Online24, Makassar – Kapolres Gowa AKBP Shinto Silitonga, akhirnya memberikan klarifikasi terkait penolakan penyerahan dua begal sadis yakni Andi Risaldi (22) dan AN (17) dari Timsus Polda Sulsel.

Shinto berdalih jika sebenarnya tidak ada penolakan. Dia mengatakan, seharusnya dilakukan gelar perkara terlebih dahulu.

“Tidak ada penolakan, sesuai dengan prosedurnya maka dilakukan gelar perkara terlebih dahulu sebelum menerima penyerahan tersangka dan barang bukti,” Ucap Shinto melalui pesan WhatApp, Selasa (12/6/2018).

Diberitakan sebelumnya, aparat kepolisian dari Polres Gowa diluar dugaan menolak penyerahan dua orang begal sadis yang dibekuk Timsus Polda Sulsel. Kedua begal ini merupakan pelaku penikaman seorang wanita di bernama Eni Sulfaeni (21) di sekitar Lapangan Syech Yusuf, Kecamatan Somba Opu, Kabupaten Gowa, Minggu (10/6/2018) malam.

Panit II Timsus Polda Sulsel, Aiptu Muh Iqbal Kosman mengakui adanya penolakan tersebut.
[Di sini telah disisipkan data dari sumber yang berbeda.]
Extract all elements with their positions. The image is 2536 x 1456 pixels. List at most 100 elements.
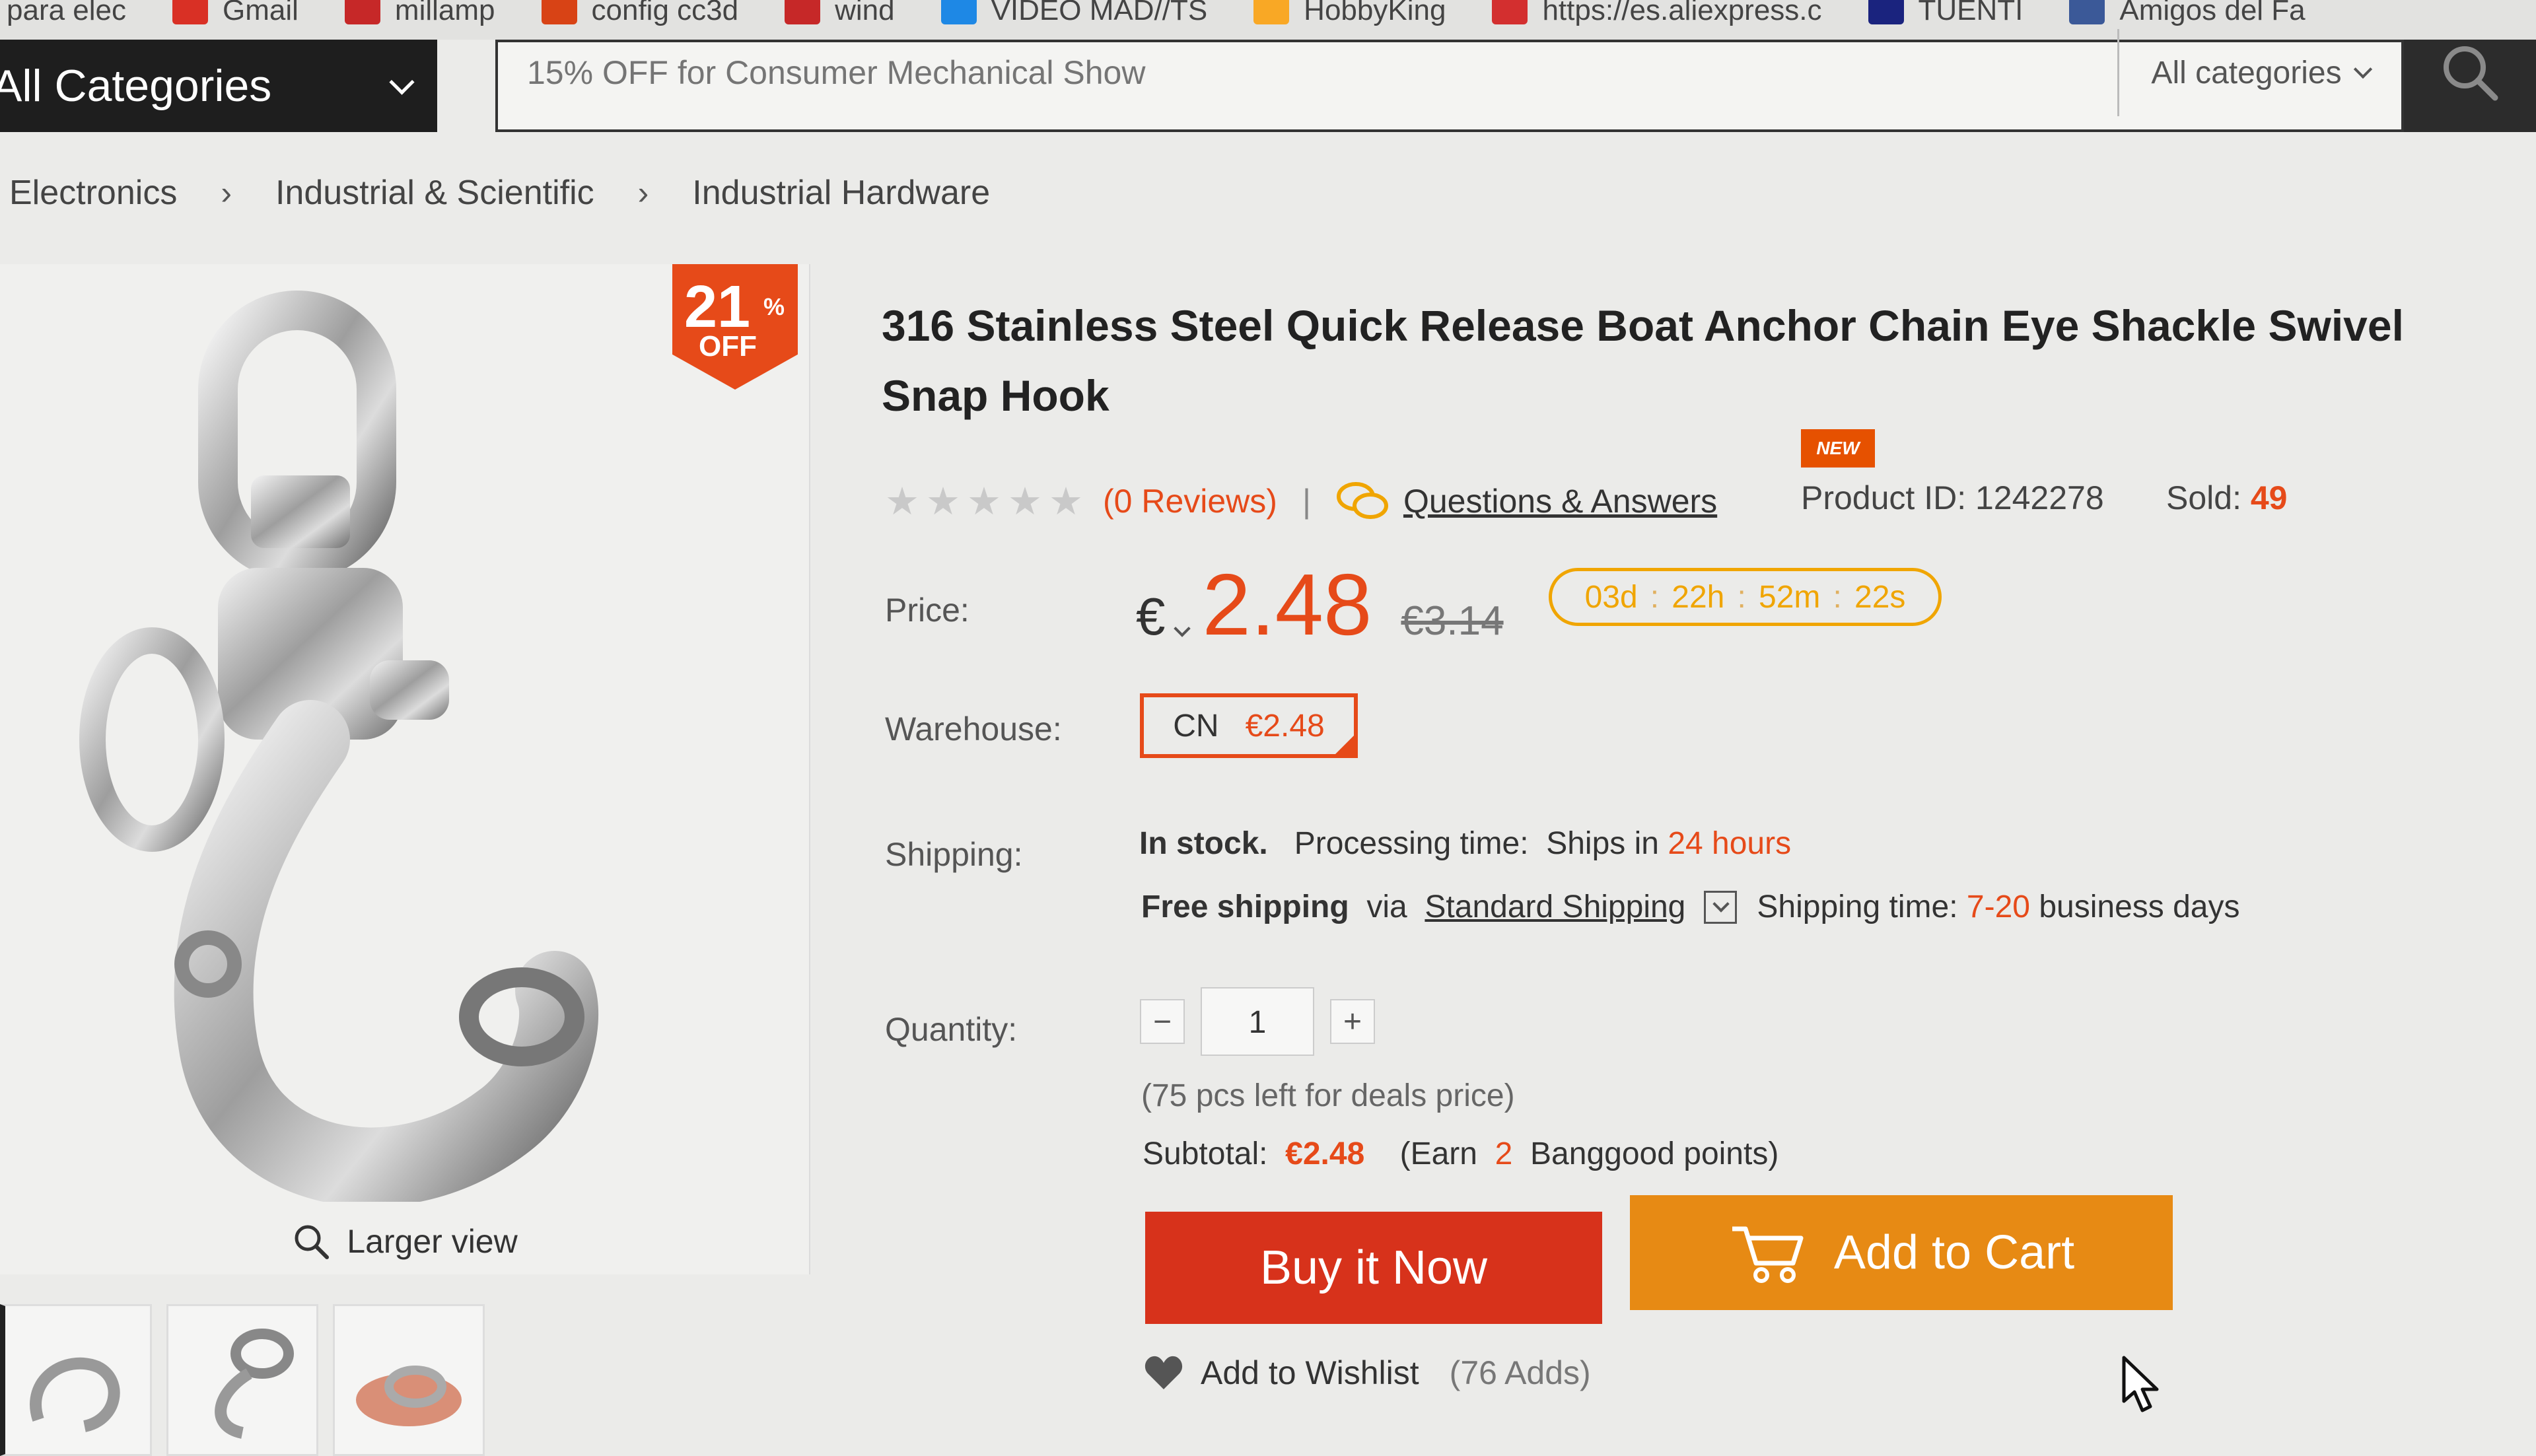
stock-status: In stock. Processing time: Ships in 24 h… bbox=[1139, 825, 1791, 862]
subtotal-label: Subtotal: bbox=[1143, 1136, 1268, 1171]
larger-view-button[interactable]: Larger view bbox=[0, 1208, 809, 1274]
bookmark-label: TUENTI bbox=[1918, 0, 2024, 26]
bookmark-favicon-icon bbox=[1253, 0, 1290, 24]
countdown-minutes: 52m bbox=[1759, 579, 1821, 615]
add-to-wishlist-button[interactable]: Add to Wishlist (76 Adds) bbox=[1144, 1354, 1591, 1392]
search-button[interactable] bbox=[2404, 40, 2536, 132]
search-icon bbox=[2444, 46, 2498, 101]
bookmark-label: https://es.aliexpress.c bbox=[1542, 0, 1822, 26]
cart-icon bbox=[1732, 1226, 1804, 1283]
product-title: 316 Stainless Steel Quick Release Boat A… bbox=[882, 301, 2404, 420]
bookmark-favicon-icon bbox=[940, 0, 977, 24]
bookmark-item[interactable]: Amigos del Fa bbox=[2069, 0, 2306, 27]
quantity-input[interactable]: 1 bbox=[1201, 987, 1314, 1056]
bookmark-item[interactable]: para elec bbox=[7, 0, 126, 27]
search-category-label: All categories bbox=[2151, 55, 2342, 90]
bookmark-item[interactable]: TUENTI bbox=[1868, 0, 2024, 27]
shipping-method-link[interactable]: Standard Shipping bbox=[1425, 889, 1685, 925]
questions-answers-link[interactable]: Questions & Answers bbox=[1403, 482, 1717, 520]
buy-now-button[interactable]: Buy it Now bbox=[1145, 1212, 1602, 1324]
breadcrumb-electronics[interactable]: Electronics bbox=[9, 173, 177, 213]
countdown-hours: 22h bbox=[1672, 579, 1725, 615]
divider: | bbox=[1302, 483, 1311, 520]
countdown-separator: : bbox=[1833, 579, 1842, 615]
subtotal-value: €2.48 bbox=[1285, 1136, 1365, 1171]
larger-view-label: Larger view bbox=[347, 1223, 518, 1260]
bookmark-favicon-icon bbox=[344, 0, 380, 24]
thumbnail-3[interactable] bbox=[333, 1304, 485, 1456]
countdown-seconds: 22s bbox=[1854, 579, 1906, 615]
quantity-decrease-button[interactable]: − bbox=[1140, 999, 1185, 1044]
add-to-cart-button[interactable]: Add to Cart bbox=[1630, 1195, 2173, 1310]
bookmark-item[interactable]: config cc3d bbox=[541, 0, 739, 27]
ships-hours: 24 hours bbox=[1668, 826, 1792, 861]
bookmark-label: config cc3d bbox=[591, 0, 739, 26]
bookmark-favicon-icon bbox=[541, 0, 577, 24]
processing-label: Processing time: bbox=[1294, 826, 1529, 861]
search-category-select[interactable]: All categories bbox=[2117, 29, 2401, 116]
breadcrumb-industrial-hardware[interactable]: Industrial Hardware bbox=[692, 173, 990, 213]
quantity-label: Quantity: bbox=[885, 1011, 1018, 1048]
all-categories-dropdown[interactable]: All Categories bbox=[0, 40, 437, 132]
search-input[interactable] bbox=[526, 53, 2117, 92]
in-stock: In stock. bbox=[1139, 826, 1268, 861]
warehouse-price: €2.48 bbox=[1245, 708, 1325, 744]
heart-icon bbox=[1145, 1356, 1183, 1389]
warehouse-label: Warehouse: bbox=[885, 711, 1062, 747]
price-label: Price: bbox=[885, 592, 969, 629]
via-text: via bbox=[1366, 889, 1407, 924]
shipping-method-dropdown[interactable] bbox=[1704, 890, 1738, 924]
quantity-stepper: − 1 + bbox=[1140, 987, 1375, 1056]
countdown-separator: : bbox=[1737, 579, 1746, 615]
shipping-time-unit: business days bbox=[2039, 889, 2240, 924]
earn-prefix: (Earn bbox=[1399, 1136, 1477, 1171]
product-id: Product ID: 1242278 bbox=[1801, 479, 2104, 516]
chevron-right-icon: › bbox=[637, 174, 649, 211]
ships-in: Ships in bbox=[1546, 826, 1659, 861]
bookmark-item[interactable]: VIDEO MAD//TS bbox=[940, 0, 1207, 27]
bookmark-item[interactable]: millamp bbox=[344, 0, 495, 27]
shipping-time-range: 7-20 bbox=[1966, 889, 2030, 924]
star-icon: ★ bbox=[926, 480, 960, 523]
warehouse-option-cn[interactable]: CN €2.48 bbox=[1140, 693, 1358, 758]
thumbnail-strip bbox=[0, 1304, 485, 1456]
breadcrumb-industrial-scientific[interactable]: Industrial & Scientific bbox=[275, 173, 594, 213]
product-image bbox=[79, 291, 599, 1207]
bookmark-item[interactable]: wind bbox=[785, 0, 895, 27]
new-tag: NEW bbox=[1801, 429, 1875, 468]
earn-points: 2 bbox=[1495, 1136, 1513, 1171]
discount-off: OFF bbox=[699, 330, 757, 363]
chevron-down-icon bbox=[389, 69, 415, 95]
shipping-time-label: Shipping time: bbox=[1757, 889, 1958, 924]
chevron-down-icon[interactable] bbox=[1173, 620, 1191, 637]
subtotal-row: Subtotal: €2.48 (Earn 2 Banggood points) bbox=[1143, 1136, 1779, 1172]
product-image-panel[interactable] bbox=[0, 264, 810, 1274]
bookmark-item[interactable]: Gmail bbox=[172, 0, 299, 27]
quantity-increase-button[interactable]: + bbox=[1330, 999, 1375, 1044]
bookmark-label: Amigos del Fa bbox=[2119, 0, 2306, 26]
currency-selector[interactable]: € bbox=[1136, 586, 1166, 647]
sold-value: 49 bbox=[2250, 479, 2288, 516]
bookmark-favicon-icon bbox=[172, 0, 209, 24]
reviews-link[interactable]: (0 Reviews) bbox=[1103, 482, 1277, 520]
bookmark-favicon-icon bbox=[2069, 0, 2105, 24]
thumbnail-image bbox=[215, 1329, 294, 1439]
all-categories-label: All Categories bbox=[0, 61, 272, 111]
mouse-cursor-icon bbox=[2122, 1356, 2159, 1412]
thumbnail-1[interactable] bbox=[0, 1304, 152, 1456]
bookmark-label: wind bbox=[835, 0, 895, 26]
deals-left: (75 pcs left for deals price) bbox=[1141, 1078, 1515, 1113]
star-icon: ★ bbox=[967, 480, 1001, 523]
sold-label: Sold: bbox=[2166, 479, 2241, 516]
deal-countdown: 03d : 22h : 52m : 22s bbox=[1549, 568, 1942, 626]
bookmark-item[interactable]: https://es.aliexpress.c bbox=[1492, 0, 1822, 27]
shipping-label: Shipping: bbox=[885, 836, 1023, 873]
bookmark-label: para elec bbox=[7, 0, 127, 26]
current-price: 2.48 bbox=[1202, 556, 1372, 653]
star-icon: ★ bbox=[1008, 480, 1042, 523]
bookmark-item[interactable]: HobbyKing bbox=[1253, 0, 1446, 27]
countdown-separator: : bbox=[1650, 579, 1660, 615]
thumbnail-2[interactable] bbox=[166, 1304, 318, 1456]
add-to-cart-label: Add to Cart bbox=[1833, 1226, 2075, 1279]
rating-row: ★ ★ ★ ★ ★ (0 Reviews) | Questions & Answ… bbox=[885, 479, 1717, 524]
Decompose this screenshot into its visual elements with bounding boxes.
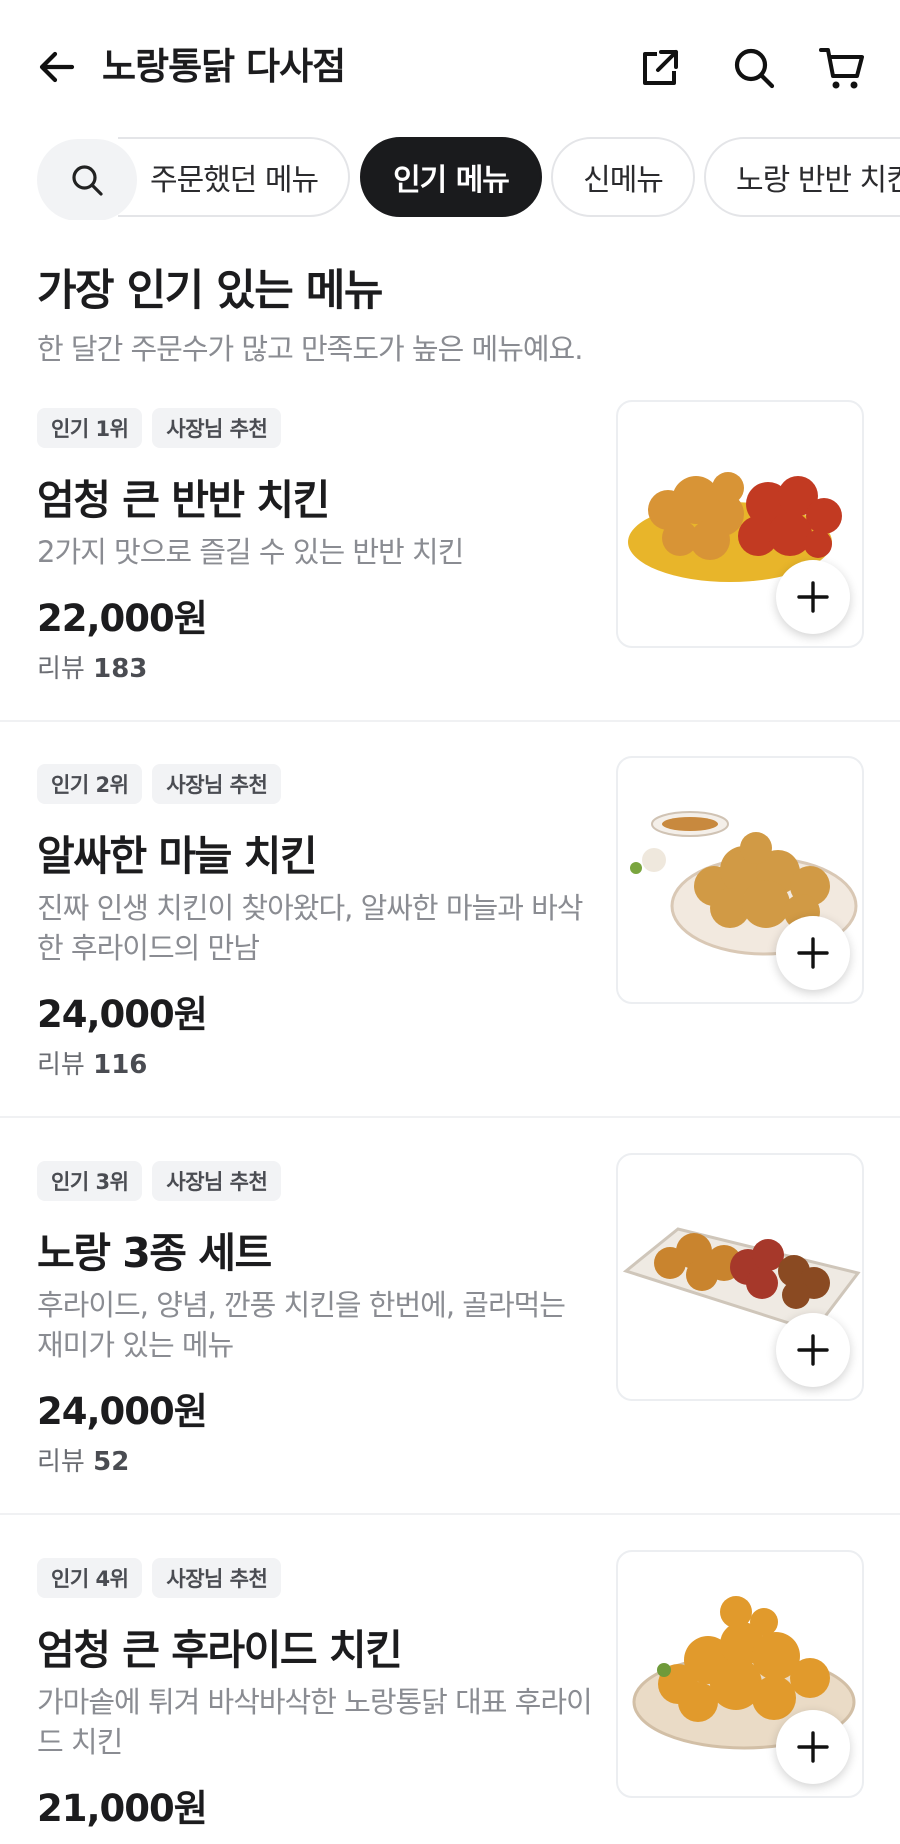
item-review: 리뷰 52 — [37, 1441, 129, 1478]
chip-new-menu[interactable]: 신메뉴 — [551, 137, 695, 217]
item-price: 21,000원 — [37, 1787, 208, 1830]
section-title: 가장 인기 있는 메뉴 — [37, 266, 383, 316]
plus-icon — [797, 1731, 829, 1763]
item-description: 진짜 인생 치킨이 찾아왔다, 알싸한 마늘과 바삭한 후라이드의 만남 — [37, 891, 583, 965]
divider — [0, 720, 900, 722]
back-button[interactable] — [34, 44, 80, 90]
chip-popular-menu[interactable]: 인기 메뉴 — [360, 137, 542, 217]
divider — [0, 1116, 900, 1118]
recommend-badge: 사장님 추천 — [152, 1161, 282, 1201]
review-count: 116 — [93, 1050, 148, 1080]
item-name: 노랑 3종 세트 — [37, 1229, 272, 1277]
chip-ordered-menu[interactable]: 주문했던 메뉴 — [118, 137, 350, 217]
section-subtitle: 한 달간 주문수가 많고 만족도가 높은 메뉴예요. — [37, 332, 583, 366]
item-name: 알싸한 마늘 치킨 — [37, 832, 318, 880]
plus-icon — [797, 581, 829, 613]
category-tabs: 주문했던 메뉴 인기 메뉴 신메뉴 노랑 반반 치킨 — [0, 136, 900, 220]
review-label: 리뷰 — [37, 1050, 85, 1080]
recommend-badge: 사장님 추천 — [152, 408, 282, 448]
plus-icon — [797, 1334, 829, 1366]
store-title: 노랑통닭 다사점 — [102, 45, 346, 88]
divider — [0, 1513, 900, 1515]
recommend-badge: 사장님 추천 — [152, 764, 282, 804]
rank-badge: 인기 2위 — [37, 764, 143, 804]
item-name: 엄청 큰 후라이드 치킨 — [37, 1626, 403, 1674]
review-label: 리뷰 — [37, 654, 85, 684]
search-button[interactable] — [730, 44, 778, 92]
item-price: 24,000원 — [37, 1390, 208, 1433]
search-icon — [72, 165, 103, 196]
item-badges: 인기 3위 사장님 추천 — [37, 1161, 282, 1201]
recommend-badge: 사장님 추천 — [152, 1558, 282, 1598]
menu-item[interactable]: 인기 3위 사장님 추천 노랑 3종 세트 후라이드, 양념, 깐풍 치킨을 한… — [0, 1153, 900, 1515]
chip-search-button[interactable] — [37, 139, 137, 220]
item-description: 가마솥에 튀겨 바삭바삭한 노랑통닭 대표 후라이드 치킨 — [37, 1685, 593, 1759]
app-header: 노랑통닭 다사점 — [0, 0, 900, 136]
item-description: 후라이드, 양념, 깐풍 치킨을 한번에, 골라먹는 재미가 있는 메뉴 — [37, 1288, 566, 1362]
rank-badge: 인기 4위 — [37, 1558, 143, 1598]
search-icon — [734, 48, 775, 89]
share-icon — [643, 50, 678, 85]
item-review: 리뷰 183 — [37, 648, 147, 685]
item-price: 24,000원 — [37, 993, 208, 1036]
menu-item[interactable]: 인기 1위 사장님 추천 엄청 큰 반반 치킨 2가지 맛으로 즐길 수 있는 … — [0, 400, 900, 722]
add-to-cart-button[interactable] — [776, 916, 850, 990]
rank-badge: 인기 1위 — [37, 408, 143, 448]
add-to-cart-button[interactable] — [776, 1710, 850, 1784]
share-button[interactable] — [636, 44, 684, 92]
item-price: 22,000원 — [37, 597, 208, 640]
review-count: 52 — [93, 1447, 130, 1477]
item-review: 리뷰 116 — [37, 1044, 147, 1081]
add-to-cart-button[interactable] — [776, 1313, 850, 1387]
plus-icon — [797, 937, 829, 969]
menu-item[interactable]: 인기 2위 사장님 추천 알싸한 마늘 치킨 진짜 인생 치킨이 찾아왔다, 알… — [0, 756, 900, 1118]
item-badges: 인기 4위 사장님 추천 — [37, 1558, 282, 1598]
menu-item[interactable]: 인기 4위 사장님 추천 엄청 큰 후라이드 치킨 가마솥에 튀겨 바삭바삭한 … — [0, 1550, 900, 1844]
item-name: 엄청 큰 반반 치킨 — [37, 476, 330, 524]
cart-icon — [819, 48, 864, 89]
add-to-cart-button[interactable] — [776, 560, 850, 634]
back-arrow-icon — [39, 51, 75, 83]
item-badges: 인기 1위 사장님 추천 — [37, 408, 282, 448]
item-badges: 인기 2위 사장님 추천 — [37, 764, 282, 804]
item-description: 2가지 맛으로 즐길 수 있는 반반 치킨 — [37, 535, 464, 569]
cart-button[interactable] — [818, 44, 866, 92]
rank-badge: 인기 3위 — [37, 1161, 143, 1201]
review-label: 리뷰 — [37, 1447, 85, 1477]
chip-half-half[interactable]: 노랑 반반 치킨 — [704, 137, 900, 217]
review-count: 183 — [93, 654, 148, 684]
Dia mengatakan kasus pencurian dengan kekerasan secara sadis itu diambil alih oleh Timsus lantaran sudah sangat atensi dan telah viral di dunia maya.

“Betul memang sempat mendapat penolakan tadi. Karena kasusnya sangat atensi dan sangat ramai di media sosial makanya kita ambil alih,” kata dia saat ditemui di Posko Timsus Polda Sulsel, Selasa (12/6/2018) dini hari.

Atas penolakan tersebut, Iqbal mengungkapkan bahwa kedua pelaku begal sadis ini akan diserahkan ke Direktorat Reserse Kriminal Umum (Ditreskrimum) Polda Sulsel untuk ditangani lebih lanjut.

“Untuk proses selanjutnya akan ditangani langsung oleh Ditreskrimum Polda Sulsel,” jelasnya.